If Penrith was to win the battle, it would almost certainly guarantee Mr Ayres retains his seat at the election and would most likely give a significant boost to other local Liberal candidates including Bernard Bratusa in Londonderry, who is facing significant competition from Labor’s Prue Car.
Mr Ayres said new stadiums were needed to ensure the longevity of local sporting franchises.
“If we really want our NRL, soccer and rugby union clubs to succeed, we’ve got to create stadiums that their businesses can grow in,” he said.

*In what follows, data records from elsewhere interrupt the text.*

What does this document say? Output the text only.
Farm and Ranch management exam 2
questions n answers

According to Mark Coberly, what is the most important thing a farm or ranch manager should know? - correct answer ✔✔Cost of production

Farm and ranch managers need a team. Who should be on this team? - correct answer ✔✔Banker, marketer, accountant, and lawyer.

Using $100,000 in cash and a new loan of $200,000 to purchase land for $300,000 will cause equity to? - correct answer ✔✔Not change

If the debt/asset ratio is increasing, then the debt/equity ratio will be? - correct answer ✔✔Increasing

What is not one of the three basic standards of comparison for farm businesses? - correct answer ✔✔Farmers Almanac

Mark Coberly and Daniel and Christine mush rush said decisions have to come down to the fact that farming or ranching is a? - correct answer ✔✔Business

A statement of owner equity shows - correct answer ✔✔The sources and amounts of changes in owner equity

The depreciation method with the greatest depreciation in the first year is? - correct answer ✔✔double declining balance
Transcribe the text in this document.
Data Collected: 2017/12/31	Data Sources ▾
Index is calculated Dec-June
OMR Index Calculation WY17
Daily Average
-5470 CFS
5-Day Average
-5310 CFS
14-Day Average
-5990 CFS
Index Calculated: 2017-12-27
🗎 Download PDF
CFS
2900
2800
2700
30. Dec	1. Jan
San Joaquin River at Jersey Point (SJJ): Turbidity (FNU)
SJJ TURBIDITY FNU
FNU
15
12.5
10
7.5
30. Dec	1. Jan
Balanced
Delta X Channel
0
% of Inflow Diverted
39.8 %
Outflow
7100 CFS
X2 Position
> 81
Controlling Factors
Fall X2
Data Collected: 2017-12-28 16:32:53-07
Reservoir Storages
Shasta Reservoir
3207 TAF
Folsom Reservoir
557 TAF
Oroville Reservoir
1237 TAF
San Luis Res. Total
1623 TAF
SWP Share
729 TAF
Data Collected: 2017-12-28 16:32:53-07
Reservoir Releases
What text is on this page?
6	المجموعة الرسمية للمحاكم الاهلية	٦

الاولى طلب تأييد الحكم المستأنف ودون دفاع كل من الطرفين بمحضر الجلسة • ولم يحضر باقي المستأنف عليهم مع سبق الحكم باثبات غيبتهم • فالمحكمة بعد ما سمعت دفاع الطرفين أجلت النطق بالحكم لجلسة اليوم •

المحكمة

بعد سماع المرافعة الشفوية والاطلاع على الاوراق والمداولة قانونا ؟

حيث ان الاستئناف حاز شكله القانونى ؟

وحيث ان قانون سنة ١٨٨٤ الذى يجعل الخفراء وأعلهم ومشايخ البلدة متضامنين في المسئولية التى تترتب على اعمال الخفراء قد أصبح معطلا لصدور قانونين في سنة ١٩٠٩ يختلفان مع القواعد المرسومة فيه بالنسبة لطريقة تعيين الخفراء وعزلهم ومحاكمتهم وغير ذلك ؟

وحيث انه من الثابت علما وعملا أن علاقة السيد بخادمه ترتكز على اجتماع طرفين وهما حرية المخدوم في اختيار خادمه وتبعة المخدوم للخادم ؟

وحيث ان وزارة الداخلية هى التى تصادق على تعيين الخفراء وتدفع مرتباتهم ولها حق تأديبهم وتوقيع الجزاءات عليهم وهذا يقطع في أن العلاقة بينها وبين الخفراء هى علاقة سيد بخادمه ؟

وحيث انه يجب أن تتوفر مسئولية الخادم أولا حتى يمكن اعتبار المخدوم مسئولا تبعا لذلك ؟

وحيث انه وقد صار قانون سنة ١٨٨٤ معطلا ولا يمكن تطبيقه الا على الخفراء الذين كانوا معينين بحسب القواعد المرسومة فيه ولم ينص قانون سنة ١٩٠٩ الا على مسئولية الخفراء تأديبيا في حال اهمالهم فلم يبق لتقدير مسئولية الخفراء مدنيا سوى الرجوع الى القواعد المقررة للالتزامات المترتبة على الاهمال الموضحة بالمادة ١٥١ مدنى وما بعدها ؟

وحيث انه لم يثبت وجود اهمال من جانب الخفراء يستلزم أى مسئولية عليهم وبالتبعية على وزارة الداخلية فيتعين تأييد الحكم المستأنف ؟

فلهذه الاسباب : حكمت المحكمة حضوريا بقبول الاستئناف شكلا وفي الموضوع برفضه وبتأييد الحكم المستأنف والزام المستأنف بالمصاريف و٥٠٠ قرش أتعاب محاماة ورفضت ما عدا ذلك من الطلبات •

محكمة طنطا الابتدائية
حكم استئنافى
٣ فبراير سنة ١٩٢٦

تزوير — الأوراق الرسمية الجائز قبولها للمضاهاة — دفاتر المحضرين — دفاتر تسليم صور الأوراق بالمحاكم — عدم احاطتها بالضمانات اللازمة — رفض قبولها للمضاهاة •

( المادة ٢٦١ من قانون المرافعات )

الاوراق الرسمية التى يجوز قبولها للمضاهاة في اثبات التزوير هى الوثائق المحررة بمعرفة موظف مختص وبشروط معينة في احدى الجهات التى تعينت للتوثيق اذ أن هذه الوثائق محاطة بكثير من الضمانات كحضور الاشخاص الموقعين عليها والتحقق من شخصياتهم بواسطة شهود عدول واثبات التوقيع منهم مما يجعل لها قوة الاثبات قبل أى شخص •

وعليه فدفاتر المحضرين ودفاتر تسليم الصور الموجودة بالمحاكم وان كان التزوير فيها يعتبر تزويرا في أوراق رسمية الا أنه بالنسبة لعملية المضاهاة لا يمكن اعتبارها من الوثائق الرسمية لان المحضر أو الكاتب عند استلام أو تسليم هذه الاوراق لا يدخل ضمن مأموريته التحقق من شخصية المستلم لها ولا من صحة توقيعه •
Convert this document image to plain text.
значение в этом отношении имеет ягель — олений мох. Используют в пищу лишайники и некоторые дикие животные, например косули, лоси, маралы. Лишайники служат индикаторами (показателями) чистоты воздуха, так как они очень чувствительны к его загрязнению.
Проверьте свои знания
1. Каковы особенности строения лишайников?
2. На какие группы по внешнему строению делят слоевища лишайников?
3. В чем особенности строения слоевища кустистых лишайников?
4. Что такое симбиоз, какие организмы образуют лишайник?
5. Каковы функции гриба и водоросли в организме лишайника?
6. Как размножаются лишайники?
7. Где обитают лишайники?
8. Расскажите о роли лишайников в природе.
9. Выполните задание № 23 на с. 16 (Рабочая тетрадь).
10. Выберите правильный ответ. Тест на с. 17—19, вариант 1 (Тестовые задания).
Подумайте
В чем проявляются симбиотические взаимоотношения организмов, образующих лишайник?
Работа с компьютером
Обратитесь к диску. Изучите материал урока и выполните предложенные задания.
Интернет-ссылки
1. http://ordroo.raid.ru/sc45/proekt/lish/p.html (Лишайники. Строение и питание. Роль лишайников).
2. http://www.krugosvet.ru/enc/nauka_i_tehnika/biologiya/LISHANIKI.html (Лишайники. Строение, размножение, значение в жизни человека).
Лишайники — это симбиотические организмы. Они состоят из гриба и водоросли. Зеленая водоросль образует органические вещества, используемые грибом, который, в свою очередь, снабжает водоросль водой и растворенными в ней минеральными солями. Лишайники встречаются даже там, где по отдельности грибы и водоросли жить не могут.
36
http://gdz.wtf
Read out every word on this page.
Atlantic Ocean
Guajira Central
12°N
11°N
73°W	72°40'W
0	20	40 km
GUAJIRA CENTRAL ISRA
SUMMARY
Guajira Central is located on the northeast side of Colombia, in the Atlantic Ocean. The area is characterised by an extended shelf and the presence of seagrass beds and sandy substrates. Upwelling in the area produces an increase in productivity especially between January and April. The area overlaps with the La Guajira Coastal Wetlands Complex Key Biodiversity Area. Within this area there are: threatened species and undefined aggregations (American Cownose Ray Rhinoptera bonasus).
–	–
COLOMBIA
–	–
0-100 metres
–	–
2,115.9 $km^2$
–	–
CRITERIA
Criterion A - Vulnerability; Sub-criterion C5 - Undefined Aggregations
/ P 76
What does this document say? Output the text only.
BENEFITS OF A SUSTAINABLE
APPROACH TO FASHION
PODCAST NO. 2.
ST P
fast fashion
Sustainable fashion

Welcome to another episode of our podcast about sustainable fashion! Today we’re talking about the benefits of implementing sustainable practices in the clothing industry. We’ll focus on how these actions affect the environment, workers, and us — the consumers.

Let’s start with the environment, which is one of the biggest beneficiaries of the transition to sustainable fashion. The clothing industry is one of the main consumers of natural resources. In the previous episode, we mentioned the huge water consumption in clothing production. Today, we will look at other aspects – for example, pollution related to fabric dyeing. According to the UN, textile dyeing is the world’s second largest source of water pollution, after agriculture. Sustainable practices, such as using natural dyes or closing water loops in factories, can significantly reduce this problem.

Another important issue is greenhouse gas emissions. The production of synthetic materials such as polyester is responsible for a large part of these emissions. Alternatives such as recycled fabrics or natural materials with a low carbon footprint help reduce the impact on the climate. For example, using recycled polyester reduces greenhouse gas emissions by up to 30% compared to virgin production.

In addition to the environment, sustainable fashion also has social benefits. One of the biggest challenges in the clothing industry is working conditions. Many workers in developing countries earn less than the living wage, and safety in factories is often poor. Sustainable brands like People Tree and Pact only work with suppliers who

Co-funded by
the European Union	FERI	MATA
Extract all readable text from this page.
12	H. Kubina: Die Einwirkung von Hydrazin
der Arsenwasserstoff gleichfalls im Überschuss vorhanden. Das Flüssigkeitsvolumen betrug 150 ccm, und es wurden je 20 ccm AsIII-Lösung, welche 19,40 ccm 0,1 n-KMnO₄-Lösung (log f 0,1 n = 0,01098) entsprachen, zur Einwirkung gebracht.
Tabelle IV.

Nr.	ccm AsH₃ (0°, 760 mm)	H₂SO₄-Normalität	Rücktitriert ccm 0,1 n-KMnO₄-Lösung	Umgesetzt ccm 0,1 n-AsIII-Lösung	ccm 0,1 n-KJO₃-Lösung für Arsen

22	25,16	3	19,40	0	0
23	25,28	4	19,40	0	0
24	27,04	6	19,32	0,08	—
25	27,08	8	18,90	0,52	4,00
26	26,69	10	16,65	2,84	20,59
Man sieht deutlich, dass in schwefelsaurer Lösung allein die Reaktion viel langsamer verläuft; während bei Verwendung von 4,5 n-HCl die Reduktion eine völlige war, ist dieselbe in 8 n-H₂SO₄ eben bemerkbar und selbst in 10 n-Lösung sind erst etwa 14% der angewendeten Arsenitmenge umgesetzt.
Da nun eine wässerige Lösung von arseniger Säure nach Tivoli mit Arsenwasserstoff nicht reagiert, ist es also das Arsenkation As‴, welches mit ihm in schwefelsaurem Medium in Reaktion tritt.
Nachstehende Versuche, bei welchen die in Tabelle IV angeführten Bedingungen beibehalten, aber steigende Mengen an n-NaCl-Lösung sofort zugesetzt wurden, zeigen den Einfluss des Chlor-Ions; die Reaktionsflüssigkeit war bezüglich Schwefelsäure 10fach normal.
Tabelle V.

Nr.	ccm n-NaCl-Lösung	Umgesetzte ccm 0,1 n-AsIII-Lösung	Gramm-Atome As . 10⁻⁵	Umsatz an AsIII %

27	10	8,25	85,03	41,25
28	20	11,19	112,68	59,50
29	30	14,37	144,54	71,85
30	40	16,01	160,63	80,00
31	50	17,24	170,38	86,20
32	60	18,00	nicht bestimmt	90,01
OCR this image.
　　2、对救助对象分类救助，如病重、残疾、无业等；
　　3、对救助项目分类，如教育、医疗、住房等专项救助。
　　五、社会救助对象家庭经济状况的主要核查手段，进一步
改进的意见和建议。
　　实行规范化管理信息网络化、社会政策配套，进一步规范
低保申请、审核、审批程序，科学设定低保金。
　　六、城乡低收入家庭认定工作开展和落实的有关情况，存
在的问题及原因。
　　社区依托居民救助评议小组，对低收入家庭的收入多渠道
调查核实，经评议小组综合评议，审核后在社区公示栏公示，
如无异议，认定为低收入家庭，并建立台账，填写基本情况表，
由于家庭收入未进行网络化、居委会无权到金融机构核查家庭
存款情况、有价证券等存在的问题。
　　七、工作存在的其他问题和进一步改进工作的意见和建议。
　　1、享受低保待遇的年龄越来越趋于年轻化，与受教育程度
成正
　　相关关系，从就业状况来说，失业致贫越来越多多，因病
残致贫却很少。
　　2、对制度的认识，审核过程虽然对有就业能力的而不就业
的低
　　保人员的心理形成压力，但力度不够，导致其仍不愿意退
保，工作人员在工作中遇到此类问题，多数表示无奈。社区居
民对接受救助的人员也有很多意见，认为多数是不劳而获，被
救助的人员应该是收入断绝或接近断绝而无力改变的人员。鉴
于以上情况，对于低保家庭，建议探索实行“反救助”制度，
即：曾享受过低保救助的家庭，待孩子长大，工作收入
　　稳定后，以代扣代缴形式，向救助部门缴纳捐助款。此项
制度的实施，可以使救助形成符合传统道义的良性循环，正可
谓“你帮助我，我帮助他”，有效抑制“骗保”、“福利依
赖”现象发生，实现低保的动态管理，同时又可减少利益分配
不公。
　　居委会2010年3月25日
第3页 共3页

“The suburban football ground doesn’t provide all of the resources that even mum and dads want – it’s just not about corporates and the big end of town… the experience has to be worth putting your hand in your pocket and spending money out of your pay cheque.”
Panthers Group CEO Warren Wilson said that while no official conversations had begun with the State Government, he remained confident that Penrith was the frontrunner.
“We’re very hopeful and still reasonably confident that Penrith will be the location,” he said.
“We’re doing everything we can to make that the case.”